Middle East

Israel schedules October election

Vote lands on last legal date as Knesset term ends mid-July, Netanyahu runs again with polls pointing to fatigue

Images

Israel to hold elections on 27 October with Netanyahu set to run again Israel to hold elections on 27 October with Netanyahu set to run again euronews.com

Israel sets October election date, Netanyahu faces referendum-style campaign after Gaza and Iran wars, polls show appetite for change while coalition rushes bills before term ends

Israel will hold national elections on 27 October, the last date permitted under Israeli law, according to Euronews. The Knesset’s current term is set to end on 17 July, and the report says the legislature is expected to serve out its full term, avoiding the usual political drama of a dissolution law. Prime Minister Benjamin Netanyahu has said he will run again.

The calendar choice turns procedure into politics. By running the clock to the legal limit, the government keeps control of parliamentary time through mid-July, when committees, floor votes, and legislative scheduling still sit with the sitting majority. Euronews reports that Netanyahu’s coalition—described as one of the most right-wing in Israel’s history—has been racing to pass bills meant to strengthen its position heading into the vote. That kind of pre-election sprint is not unique to Israel, but it matters more in a system where coalition arithmetic can flip quickly and where small parties trade support for concrete policy.

Euronews frames the election as a referendum on Netanyahu’s leadership since the Gaza war erupted in 2023, and it lists two overlapping sources of public anger: the security failures around the 7 October 2023 Hamas attacks and the political handling of the wars that followed. The same report notes that many Israelis were critical of the ceasefire that halted the war Israel and the US launched against Iran in late February 2026, viewing the Tehran–Washington deal as unfavorable to Israel. That grievance points to a recurring constraint for Israeli leaders: when Washington bargains directly with a regional adversary, Israel can influence the terms but cannot sign the paper.

Netanyahu has tried to reposition himself for the next phase. Euronews says he spoke in June about forming a “broad national government,” not one dependent on Arab parties, presenting national unity as the frame rather than left-right ideology. The report also says recent polls show a majority of Israelis want him out of office, and that former military chief Gadi Eisenkot has emerged as his main challenger.
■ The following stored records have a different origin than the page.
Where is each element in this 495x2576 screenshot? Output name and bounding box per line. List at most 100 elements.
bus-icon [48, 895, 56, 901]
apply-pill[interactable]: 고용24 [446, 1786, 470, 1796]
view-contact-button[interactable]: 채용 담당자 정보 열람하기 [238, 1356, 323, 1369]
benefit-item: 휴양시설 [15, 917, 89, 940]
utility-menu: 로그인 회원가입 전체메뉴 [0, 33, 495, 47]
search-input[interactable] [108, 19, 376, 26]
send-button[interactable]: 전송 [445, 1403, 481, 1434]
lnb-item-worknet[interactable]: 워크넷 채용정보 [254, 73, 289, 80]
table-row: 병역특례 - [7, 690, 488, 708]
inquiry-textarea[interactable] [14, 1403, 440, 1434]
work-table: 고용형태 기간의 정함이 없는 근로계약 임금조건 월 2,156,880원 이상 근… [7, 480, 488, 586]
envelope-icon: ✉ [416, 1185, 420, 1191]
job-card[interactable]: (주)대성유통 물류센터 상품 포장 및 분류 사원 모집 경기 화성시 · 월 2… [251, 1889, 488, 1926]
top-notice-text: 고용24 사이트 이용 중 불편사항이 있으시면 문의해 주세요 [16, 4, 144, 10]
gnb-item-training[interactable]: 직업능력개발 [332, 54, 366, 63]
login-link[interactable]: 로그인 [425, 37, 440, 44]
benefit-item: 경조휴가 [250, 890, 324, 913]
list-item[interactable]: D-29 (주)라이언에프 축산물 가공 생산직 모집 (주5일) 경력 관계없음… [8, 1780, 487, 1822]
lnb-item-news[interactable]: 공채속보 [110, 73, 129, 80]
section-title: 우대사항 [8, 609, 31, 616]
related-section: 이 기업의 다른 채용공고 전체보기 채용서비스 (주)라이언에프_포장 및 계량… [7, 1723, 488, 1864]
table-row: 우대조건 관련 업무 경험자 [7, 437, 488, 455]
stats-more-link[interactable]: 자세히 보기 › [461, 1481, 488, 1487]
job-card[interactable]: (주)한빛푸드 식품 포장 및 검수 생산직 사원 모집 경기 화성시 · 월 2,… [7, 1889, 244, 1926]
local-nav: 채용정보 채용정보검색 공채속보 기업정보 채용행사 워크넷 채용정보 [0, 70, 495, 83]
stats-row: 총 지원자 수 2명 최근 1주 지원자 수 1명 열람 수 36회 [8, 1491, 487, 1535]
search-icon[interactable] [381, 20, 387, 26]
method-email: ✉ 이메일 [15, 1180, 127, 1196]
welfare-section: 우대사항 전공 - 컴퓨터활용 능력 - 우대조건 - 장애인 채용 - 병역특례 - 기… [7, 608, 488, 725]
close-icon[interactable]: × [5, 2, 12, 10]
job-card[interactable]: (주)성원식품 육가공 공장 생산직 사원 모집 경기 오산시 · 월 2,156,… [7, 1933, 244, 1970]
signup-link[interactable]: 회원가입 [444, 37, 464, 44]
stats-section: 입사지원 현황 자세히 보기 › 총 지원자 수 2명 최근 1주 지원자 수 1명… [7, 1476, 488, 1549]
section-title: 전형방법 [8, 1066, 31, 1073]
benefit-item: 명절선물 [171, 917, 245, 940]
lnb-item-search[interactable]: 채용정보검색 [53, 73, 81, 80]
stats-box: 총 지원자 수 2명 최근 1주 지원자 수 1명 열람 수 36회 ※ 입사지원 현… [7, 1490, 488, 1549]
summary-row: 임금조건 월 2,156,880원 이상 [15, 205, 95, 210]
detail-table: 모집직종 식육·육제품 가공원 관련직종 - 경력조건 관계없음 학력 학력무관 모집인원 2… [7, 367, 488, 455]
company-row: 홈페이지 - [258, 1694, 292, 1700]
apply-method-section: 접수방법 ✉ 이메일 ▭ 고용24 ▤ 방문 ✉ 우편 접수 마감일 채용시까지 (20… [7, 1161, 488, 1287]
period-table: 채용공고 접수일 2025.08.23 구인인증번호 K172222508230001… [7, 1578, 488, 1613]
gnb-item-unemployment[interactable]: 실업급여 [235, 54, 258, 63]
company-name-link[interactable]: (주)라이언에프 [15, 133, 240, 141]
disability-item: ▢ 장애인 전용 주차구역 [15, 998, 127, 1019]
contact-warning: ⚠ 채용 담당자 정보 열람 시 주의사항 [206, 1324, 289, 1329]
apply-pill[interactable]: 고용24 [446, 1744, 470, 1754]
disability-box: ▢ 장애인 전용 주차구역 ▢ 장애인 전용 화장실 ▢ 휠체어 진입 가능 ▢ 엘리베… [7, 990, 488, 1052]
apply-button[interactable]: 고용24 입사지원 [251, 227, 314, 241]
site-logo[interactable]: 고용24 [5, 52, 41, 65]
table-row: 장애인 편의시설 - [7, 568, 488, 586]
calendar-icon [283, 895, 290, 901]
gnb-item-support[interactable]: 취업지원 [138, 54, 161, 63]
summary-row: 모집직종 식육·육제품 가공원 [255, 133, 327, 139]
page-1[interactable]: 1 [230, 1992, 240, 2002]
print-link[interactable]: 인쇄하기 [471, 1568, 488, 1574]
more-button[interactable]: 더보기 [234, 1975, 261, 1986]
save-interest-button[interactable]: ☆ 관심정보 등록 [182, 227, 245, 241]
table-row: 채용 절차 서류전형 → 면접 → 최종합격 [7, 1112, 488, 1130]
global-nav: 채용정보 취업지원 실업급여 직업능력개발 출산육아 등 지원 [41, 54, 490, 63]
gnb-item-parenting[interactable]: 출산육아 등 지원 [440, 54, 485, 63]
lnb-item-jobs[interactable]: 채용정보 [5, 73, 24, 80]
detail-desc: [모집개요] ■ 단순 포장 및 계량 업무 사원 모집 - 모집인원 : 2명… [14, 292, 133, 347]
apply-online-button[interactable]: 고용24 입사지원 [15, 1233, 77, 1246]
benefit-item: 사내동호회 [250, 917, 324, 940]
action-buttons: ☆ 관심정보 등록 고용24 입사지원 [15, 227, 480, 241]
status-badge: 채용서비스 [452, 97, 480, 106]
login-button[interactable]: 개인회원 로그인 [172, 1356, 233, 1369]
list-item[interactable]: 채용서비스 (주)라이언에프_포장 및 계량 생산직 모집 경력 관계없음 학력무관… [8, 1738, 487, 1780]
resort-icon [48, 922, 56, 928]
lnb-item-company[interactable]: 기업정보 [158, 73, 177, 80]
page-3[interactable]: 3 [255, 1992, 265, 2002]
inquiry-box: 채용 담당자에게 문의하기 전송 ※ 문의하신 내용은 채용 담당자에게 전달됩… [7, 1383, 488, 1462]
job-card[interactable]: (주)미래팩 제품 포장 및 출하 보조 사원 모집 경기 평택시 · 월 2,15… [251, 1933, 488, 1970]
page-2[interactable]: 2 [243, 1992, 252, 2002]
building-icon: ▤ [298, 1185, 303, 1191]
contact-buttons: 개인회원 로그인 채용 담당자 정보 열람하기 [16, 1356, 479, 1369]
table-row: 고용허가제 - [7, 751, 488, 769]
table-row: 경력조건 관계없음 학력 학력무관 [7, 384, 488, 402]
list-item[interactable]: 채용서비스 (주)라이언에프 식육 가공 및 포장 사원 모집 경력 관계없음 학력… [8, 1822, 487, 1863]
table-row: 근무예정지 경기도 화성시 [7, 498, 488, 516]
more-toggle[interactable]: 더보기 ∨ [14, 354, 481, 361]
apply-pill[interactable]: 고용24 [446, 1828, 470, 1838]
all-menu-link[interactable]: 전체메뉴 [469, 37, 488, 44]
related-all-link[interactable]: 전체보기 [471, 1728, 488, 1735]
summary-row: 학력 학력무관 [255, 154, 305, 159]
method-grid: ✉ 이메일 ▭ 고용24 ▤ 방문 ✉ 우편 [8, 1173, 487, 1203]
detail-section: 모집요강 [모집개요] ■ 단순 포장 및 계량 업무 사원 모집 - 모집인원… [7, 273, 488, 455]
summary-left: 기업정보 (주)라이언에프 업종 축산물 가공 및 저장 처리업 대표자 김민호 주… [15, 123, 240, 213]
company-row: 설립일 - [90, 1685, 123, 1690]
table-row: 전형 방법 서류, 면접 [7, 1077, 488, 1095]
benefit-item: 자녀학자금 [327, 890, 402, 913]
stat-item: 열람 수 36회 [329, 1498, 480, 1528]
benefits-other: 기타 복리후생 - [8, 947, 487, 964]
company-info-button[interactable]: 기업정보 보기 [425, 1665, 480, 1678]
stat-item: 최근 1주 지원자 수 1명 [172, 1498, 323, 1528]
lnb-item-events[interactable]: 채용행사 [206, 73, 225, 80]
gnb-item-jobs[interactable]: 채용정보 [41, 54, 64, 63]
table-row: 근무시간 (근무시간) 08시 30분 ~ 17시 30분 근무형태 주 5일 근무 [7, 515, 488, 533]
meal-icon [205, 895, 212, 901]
If that matchup holds, the campaign is likely to be fought on credibility in security management as much as on any single territorial or diplomatic plan.

The election date is fixed, but the governing window before 17 July is not. Israel’s next parliament will be chosen after a summer of lawmaking by a coalition that still controls the agenda—and after a campaign in which the country’s most durable political figure is again asking voters to judge his record in wartime.